Dissection of local Ca²⁺ signals inside cytosol by ER-targeted Ca²⁺ indicator

Calcium (Ca²⁺) is a versatile intracellular second messenger that operates in various signaling pathways leading to multiple biological outputs. The diversity of spatiotemporal patterns of Ca²⁺ signals, generated by the coordination of Ca²⁺ influx from the extracellular space and Ca²⁺ release from the intracellular Ca²⁺ store the endoplasmic reticulum (ER), is considered to underlie the diversity of biological outputs caused by a single signaling molecule. However, such Ca²⁺ signaling diversity has not been well described because of technical limitations. Here, we describe a new method to report Ca²⁺ signals at subcellular resolution. We report that OER-GCaMP6f, a genetically encoded Ca²⁺ indicator (GECI) targeted to the outer ER membrane, can monitor Ca²⁺ release from the ER at higher spatiotemporal resolution than conventional GCaMP6f. OER-GCaMP6f was used for in vivo Ca²⁺ imaging of C. elegans.

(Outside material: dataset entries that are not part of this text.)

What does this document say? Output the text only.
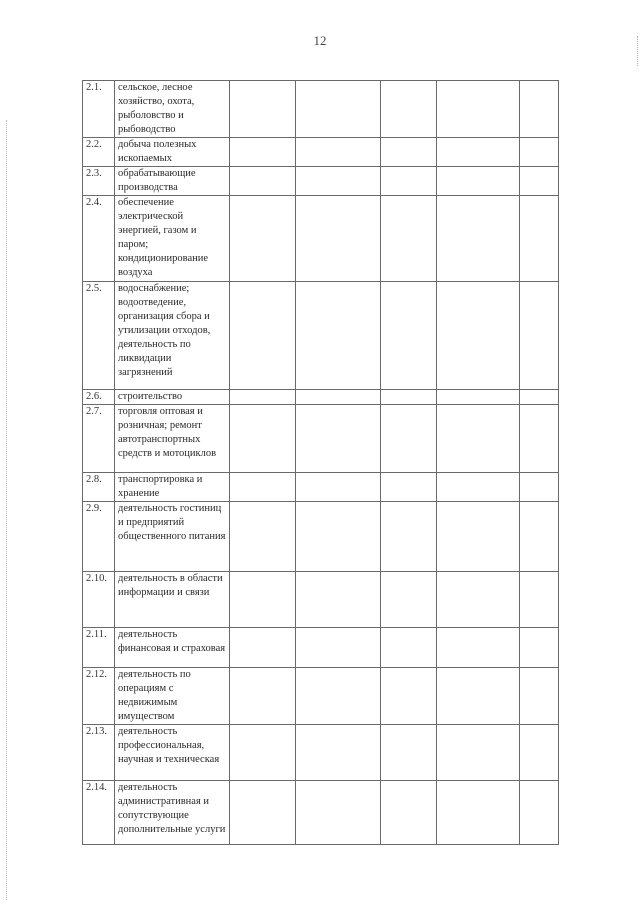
12
2.1.	сельское, лесное хозяйство, охота, рыболовство и рыбоводство					
2.2.	добыча полезных ископаемых					
2.3.	обрабатывающие производства					
2.4.	обеспечение электрической энергией, газом и паром; кондиционирование воздуха					
2.5.	водоснабжение; водоотведение, организация сбора и утилизации отходов, деятельность по ликвидации загрязнений					
2.6.	строительство					
2.7.	торговля оптовая и розничная; ремонт автотранспортных средств и мотоциклов					
2.8.	транспортировка и хранение					
2.9.	деятельность гостиниц и предприятий общественного питания					
2.10.	деятельность в области информации и связи					
2.11.	деятельность финансовая и страховая					
2.12.	деятельность по операциям с недвижимым имуществом					
2.13.	деятельность профессиональная, научная и техническая					
2.14.	деятельность административная и сопутствующие дополнительные услуги					
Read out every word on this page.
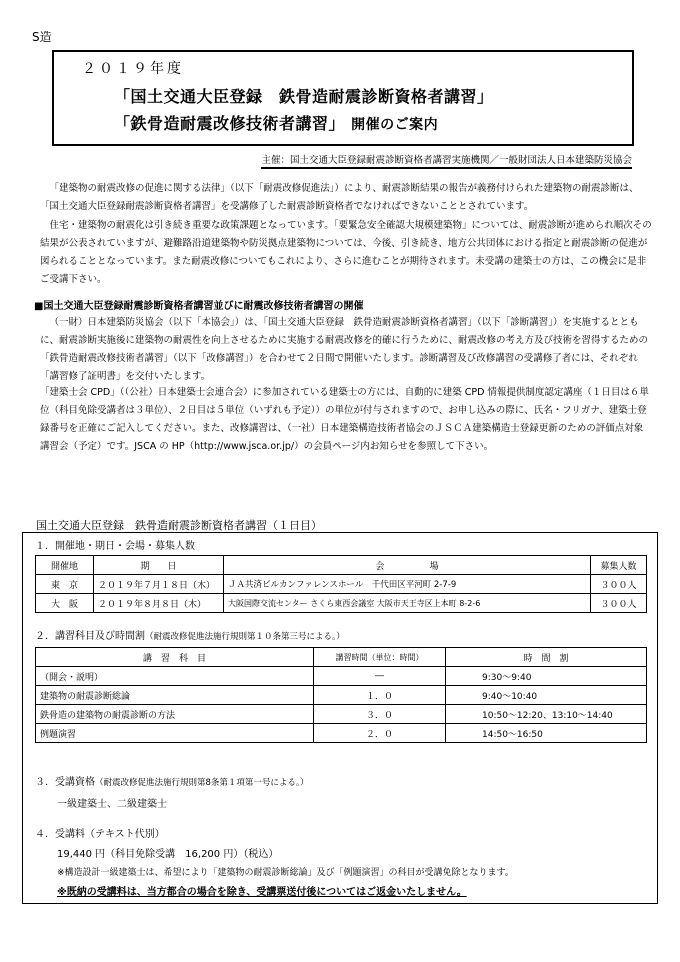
S造
２０１９年度
「国土交通大臣登録　鉄骨造耐震診断資格者講習」
「鉄骨造耐震改修技術者講習」 開催のご案内
主催：国土交通大臣登録耐震診断資格者講習実施機関／一般財団法人日本建築防災協会
「建築物の耐震改修の促進に関する法律」（以下「耐震改修促進法」）により、耐震診断結果の報告が義務付けられた建築物の耐震診断は、「国土交通大臣登録耐震診断資格者講習」を受講修了した耐震診断資格者でなければできないこととされています。
住宅・建築物の耐震化は引き続き重要な政策課題となっています。「要緊急安全確認大規模建築物」については、耐震診断が進められ順次その結果が公表されていますが、避難路沿道建築物や防災拠点建築物については、今後、引き続き、地方公共団体における指定と耐震診断の促進が図られることとなっています。また耐震改修についてもこれにより、さらに進むことが期待されます。未受講の建築士の方は、この機会に是非ご受講下さい。
■国土交通大臣登録耐震診断資格者講習並びに耐震改修技術者講習の開催
（一財）日本建築防災協会（以下「本協会」）は、「国土交通大臣登録　鉄骨造耐震診断資格者講習」（以下「診断講習」）を実施するとともに、耐震診断実施後に建築物の耐震性を向上させるために実施する耐震改修を的確に行うために、耐震改修の考え方及び技術を習得するための「鉄骨造耐震改修技術者講習」（以下「改修講習」）を合わせて２日間で開催いたします。診断講習及び改修講習の受講修了者には、それぞれ「講習修了証明書」を交付いたします。
「建築士会 CPD」（（公社）日本建築士会連合会）に参加されている建築士の方には、自動的に建築 CPD 情報提供制度認定講座（１日目は６単位（科目免除受講者は３単位）、２日目は５単位（いずれも予定））の単位が付与されますので、お申し込みの際に、氏名・フリガナ、建築士登録番号を正確にご記入してください。また、改修講習は、（一社）日本建築構造技術者協会のＪＳＣＡ建築構造士登録更新のための評価点対象講習会（予定）です。JSCA の HP（http://www.jsca.or.jp/）の会員ページ内お知らせを参照して下さい。
国土交通大臣登録　鉄骨造耐震診断資格者講習（１日目）
１．開催地・期日・会場・募集人数
開催地	期　　日	会　　　　　場	募集人数
東　京	２０１９年７月１８日（木）	ＪＡ共済ビルカンファレンスホール　千代田区平河町 2-7-9	３００人
大　阪	２０１９年８月８日（木）	大阪国際交流センター さくら東西会議室 大阪市天王寺区上本町 8-2-6	３００人
２．講習科目及び時間割（耐震改修促進法施行規則第１０条第三号による。）
講　習　科　目	講習時間（単位：時間）	時　間　割
（開会・説明）	―	9:30〜9:40
建築物の耐震診断総論	１．０	9:40〜10:40
鉄骨造の建築物の耐震診断の方法	３．０	10:50〜12:20、13:10〜14:40
例題演習	２．０	14:50〜16:50
３．受講資格（耐震改修促進法施行規則第8条第１項第一号による。）
一級建築士、二級建築士
４．受講料（テキスト代別）
19,440 円（科目免除受講　16,200 円）（税込）
※構造設計一級建築士は、希望により「建築物の耐震診断総論」及び「例題演習」の科目が受講免除となります。
※既納の受講料は、当方都合の場合を除き、受講票送付後についてはご返金いたしません。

We also found that the spontaneous Ca²⁺ elevation in cultured astrocytes reported by OER-GCaMP6f showed a distinct spatiotemporal pattern from that monitored by plasma membrane-targeted GCaMP6f (Lck-GCaMP6f); less frequent Ca²⁺ signal was detected by OER-GCaMP6f, in spite of the fact that Ca²⁺ release from the ER plays important roles in astrocytes. These findings suggest that targeting of GECIs to the ER outer membrane enables sensitive detection of Ca²⁺ release from the ER at subcellular resolution, avoiding the diffusion of GECI and Ca²⁺. Our results indicate that Ca²⁺ imaging with OER-GCaMP6f in combination with Lck-GCaMP6f can contribute to describing the diversity of Ca²⁺ signals, by enabling dissection of Ca²⁺ signals at subcellular resolution.